To this day I am unsure what magic happened, but that same hill that was consistently uphill before, now had sections that I had to go uphill again! I sure didn’t remember any downhill stretches from before. I now understand the “back in my day, we went uphill both ways” expression much better.
I was struggling at this point. Physically I was in a lot of pain. Even the flat and downhill sections were hard to run, and I was walking a decent amount. “Just finish the race” was the mantra repeating in my head. Honestly during this stretch my head went to some dark places about what a horrible idea this was, what a horrible experience it was. On reflection after the race, it is this stretch I was most proud of. It was this point where I was challenging myself beyond what I ever had before. My comfort zone was left well behind me.

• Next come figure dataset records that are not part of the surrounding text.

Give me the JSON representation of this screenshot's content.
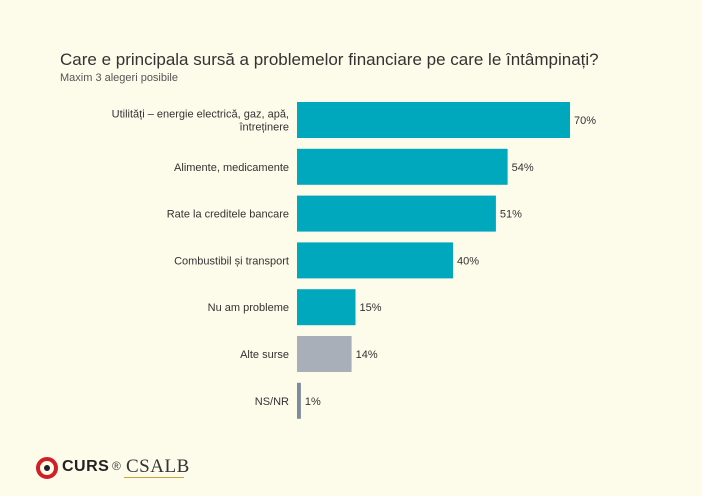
{
  "chart_data": {
    "type": "bar",
    "orientation": "horizontal",
    "title": "Care e principala sursă a problemelor financiare pe care le întâmpinați?",
    "subtitle": "Maxim 3 alegeri posibile",
    "categories": [
      [
        "Utilități – energie electrică, gaz, apă,",
        "întreținere"
      ],
      [
        "Alimente, medicamente"
      ],
      [
        "Rate la creditele bancare"
      ],
      [
        "Combustibil și transport"
      ],
      [
        "Nu am probleme"
      ],
      [
        "Alte surse"
      ],
      [
        "NS/NR"
      ]
    ],
    "values": [
      70,
      54,
      51,
      40,
      15,
      14,
      1
    ],
    "value_labels": [
      "70%",
      "54%",
      "51%",
      "40%",
      "15%",
      "14%",
      "1%"
    ],
    "colors": [
      "#00a8bd",
      "#00a8bd",
      "#00a8bd",
      "#00a8bd",
      "#00a8bd",
      "#a9afb8",
      "#7f8b9c"
    ],
    "xlim": [
      0,
      100
    ],
    "grid": false,
    "legend": "none"
  },
  "logos": {
    "curs": "CURS",
    "registered": "®",
    "csalb": "CSALB"
  }
}
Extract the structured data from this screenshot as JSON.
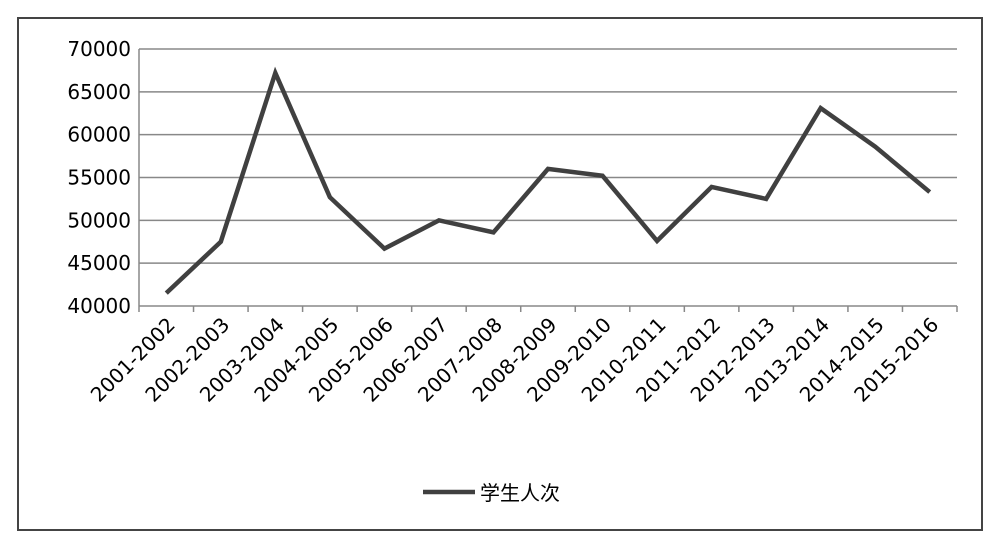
{
  "chart_data": {
    "type": "line",
    "categories": [
      "2001-2002",
      "2002-2003",
      "2003-2004",
      "2004-2005",
      "2005-2006",
      "2006-2007",
      "2007-2008",
      "2008-2009",
      "2009-2010",
      "2010-2011",
      "2011-2012",
      "2012-2013",
      "2013-2014",
      "2014-2015",
      "2015-2016"
    ],
    "series": [
      {
        "name": "学生人次",
        "color": "#404040",
        "values": [
          41500,
          47500,
          67200,
          52700,
          46700,
          50000,
          48600,
          56000,
          55200,
          47600,
          53900,
          52500,
          63100,
          58600,
          53300
        ]
      }
    ],
    "ylim": [
      40000,
      70000
    ],
    "yticks": [
      40000,
      45000,
      50000,
      55000,
      60000,
      65000,
      70000
    ],
    "grid": true,
    "legend": "bottom"
  }
}
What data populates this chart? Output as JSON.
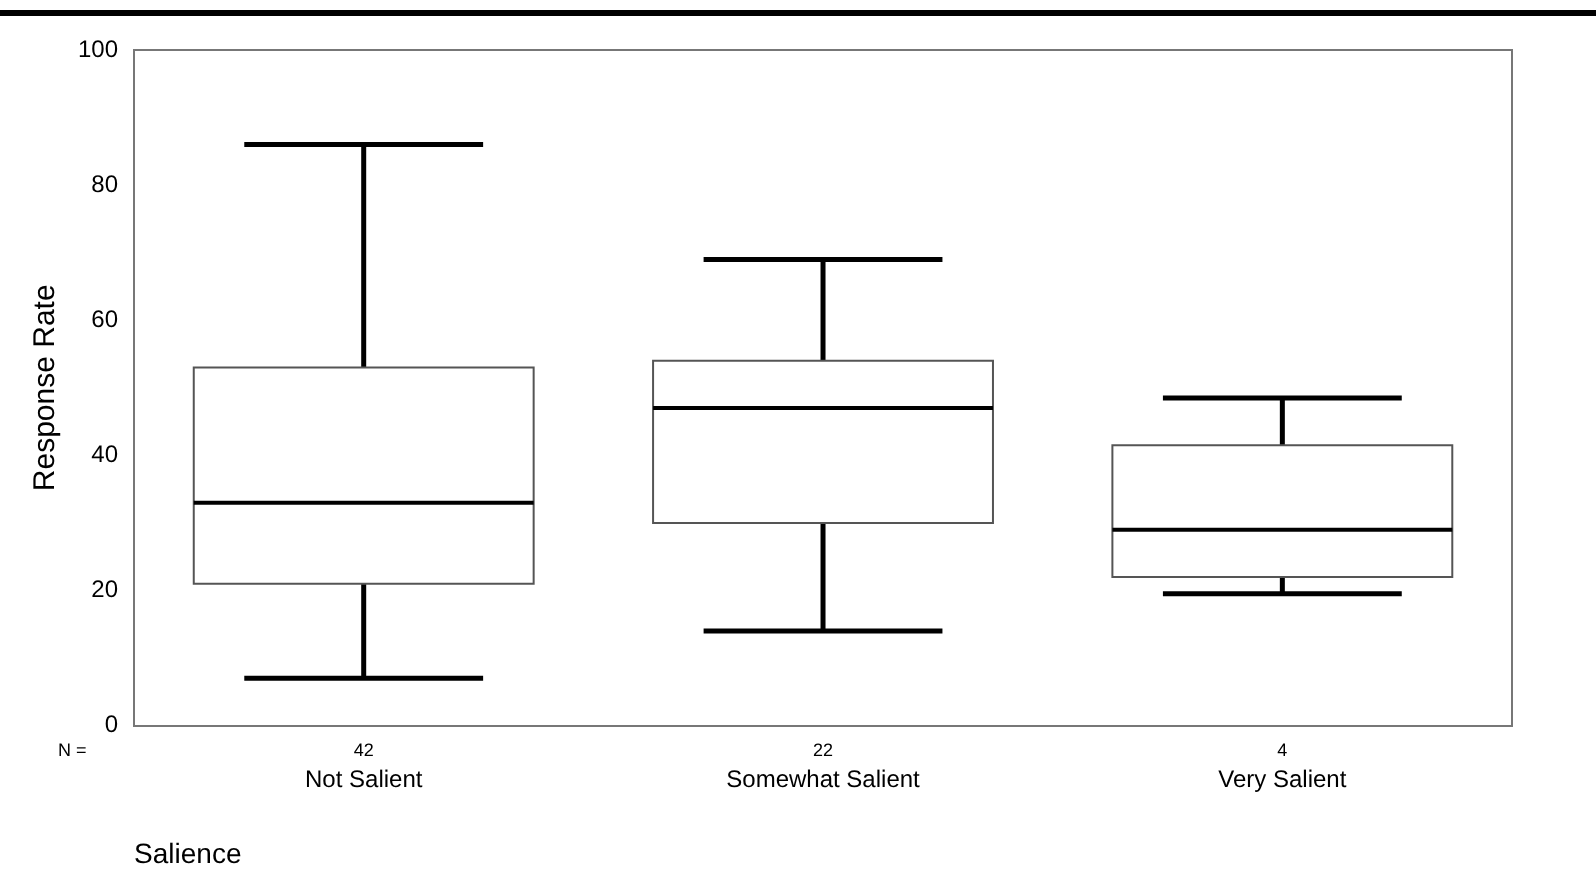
{
  "chart_data": {
    "type": "box",
    "xlabel": "Salience",
    "ylabel": "Response Rate",
    "categories": [
      "Not Salient",
      "Somewhat Salient",
      "Very Salient"
    ],
    "boxes": [
      {
        "low": 7,
        "q1": 21,
        "median": 33,
        "q3": 53,
        "high": 86
      },
      {
        "low": 14,
        "q1": 30,
        "median": 47,
        "q3": 54,
        "high": 69
      },
      {
        "low": 19.5,
        "q1": 22,
        "median": 29,
        "q3": 41.5,
        "high": 48.5
      }
    ],
    "ylim": [
      0,
      100
    ],
    "yticks": [
      0,
      20,
      40,
      60,
      80,
      100
    ],
    "grid": false,
    "legend": false,
    "annotations": [
      "N =",
      "42",
      "22",
      "4"
    ]
  }
}
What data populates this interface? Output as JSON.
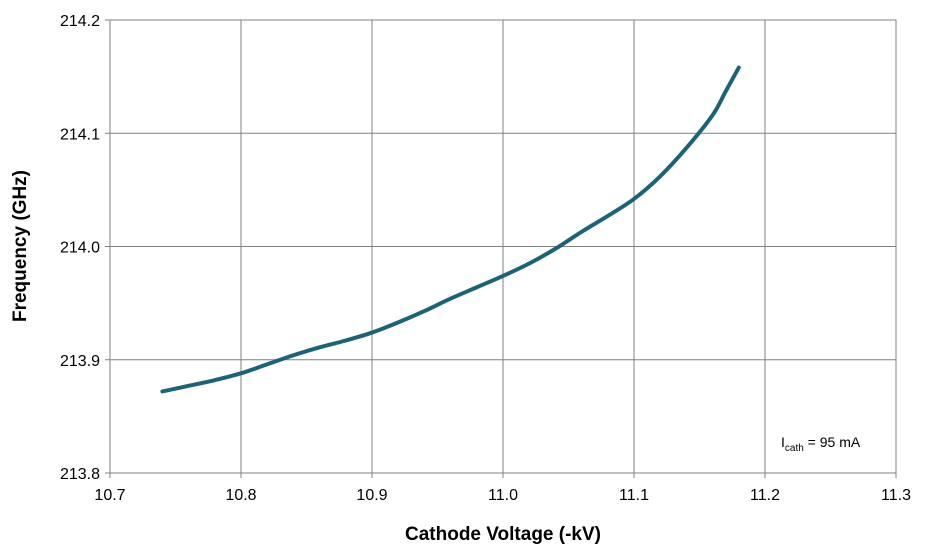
{
  "chart_data": {
    "type": "line",
    "title": "",
    "xlabel": "Cathode Voltage (-kV)",
    "ylabel": "Frequency (GHz)",
    "xlim": [
      10.7,
      11.3
    ],
    "ylim": [
      213.8,
      214.2
    ],
    "x_ticks": [
      "10.7",
      "10.8",
      "10.9",
      "11.0",
      "11.1",
      "11.2",
      "11.3"
    ],
    "y_ticks": [
      "213.8",
      "213.9",
      "214.0",
      "214.1",
      "214.2"
    ],
    "grid": true,
    "line_color": "#1B6478",
    "series": [
      {
        "x": [
          10.74,
          10.76,
          10.78,
          10.8,
          10.82,
          10.84,
          10.86,
          10.88,
          10.9,
          10.92,
          10.94,
          10.96,
          10.98,
          11.0,
          11.02,
          11.04,
          11.06,
          11.08,
          11.1,
          11.12,
          11.14,
          11.16,
          11.17,
          11.18
        ],
        "y": [
          213.872,
          213.877,
          213.882,
          213.888,
          213.896,
          213.904,
          213.911,
          213.917,
          213.924,
          213.933,
          213.943,
          213.954,
          213.964,
          213.974,
          213.985,
          213.998,
          214.013,
          214.027,
          214.042,
          214.062,
          214.087,
          214.116,
          214.137,
          214.158
        ]
      }
    ],
    "annotation": {
      "prefix": "I",
      "subscript": "cath",
      "suffix": " = 95 mA"
    }
  }
}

There were a few particularly difficult spots on the finish. Remember the big hill I was able to go down after the first aid station? I knew that was looming as the finish to the race. I did some walking on that uphill, but as I got closer to the top I thought about how I wanted to finish the race strong, and I ran up the final stretch of the hill. I knew I was giving up the last that I had in me but the finish was right there.
And so it was, at the top of that hill, where I discovered the finish was not right at the top of the hill as I expected. There was still a little bit more, up the road and looping back through. It wasn’t much in the grand scheme of the whole race, but it was a killer. The paranoid, cranky part of my brain from earlier made sure to let the rest of my brain know how it felt about it.
“Besides” it said, “the finish is right here anyway, you can see it from here, just take a shortcut and be done with it.” I’d be lying if I said there wasn’t the temptation. I was DONE at that point. And I could have cut through the woods and nobody would have known. Except me. I would have known and after doing the first 24k of this race, I was not going to short myself at the end. It was slow – so very slow – but I finished the race out in it’s entirety.
That race was hard; much harder than I had expected going in. After I had time to recover and reflect, I realized that I had probably pushed myself further physically that day than I ever had in my life. How cool was that? And I made it out the other side just fine. Better than fine, really. Enough to commit to doing the 50k version of the race the following year. (Which I AM doing – and have I learned my lesson about training enough for it? Not yet!)
Beyond the race itself, when I think back to the trip and experience, I will remember the people. It was an eclectic, fun, supportive and overall amazing group of people that I had the privilege to meet. Folks traveling from all over to do the run. And everyone was kind, and excited and having a good time. Everyone challenged themselves in some way or another that day, and perhaps the shared experience for all of us helped form some bonds? I am not sure, but I do know that I look forward to challenging myself even more on the next one.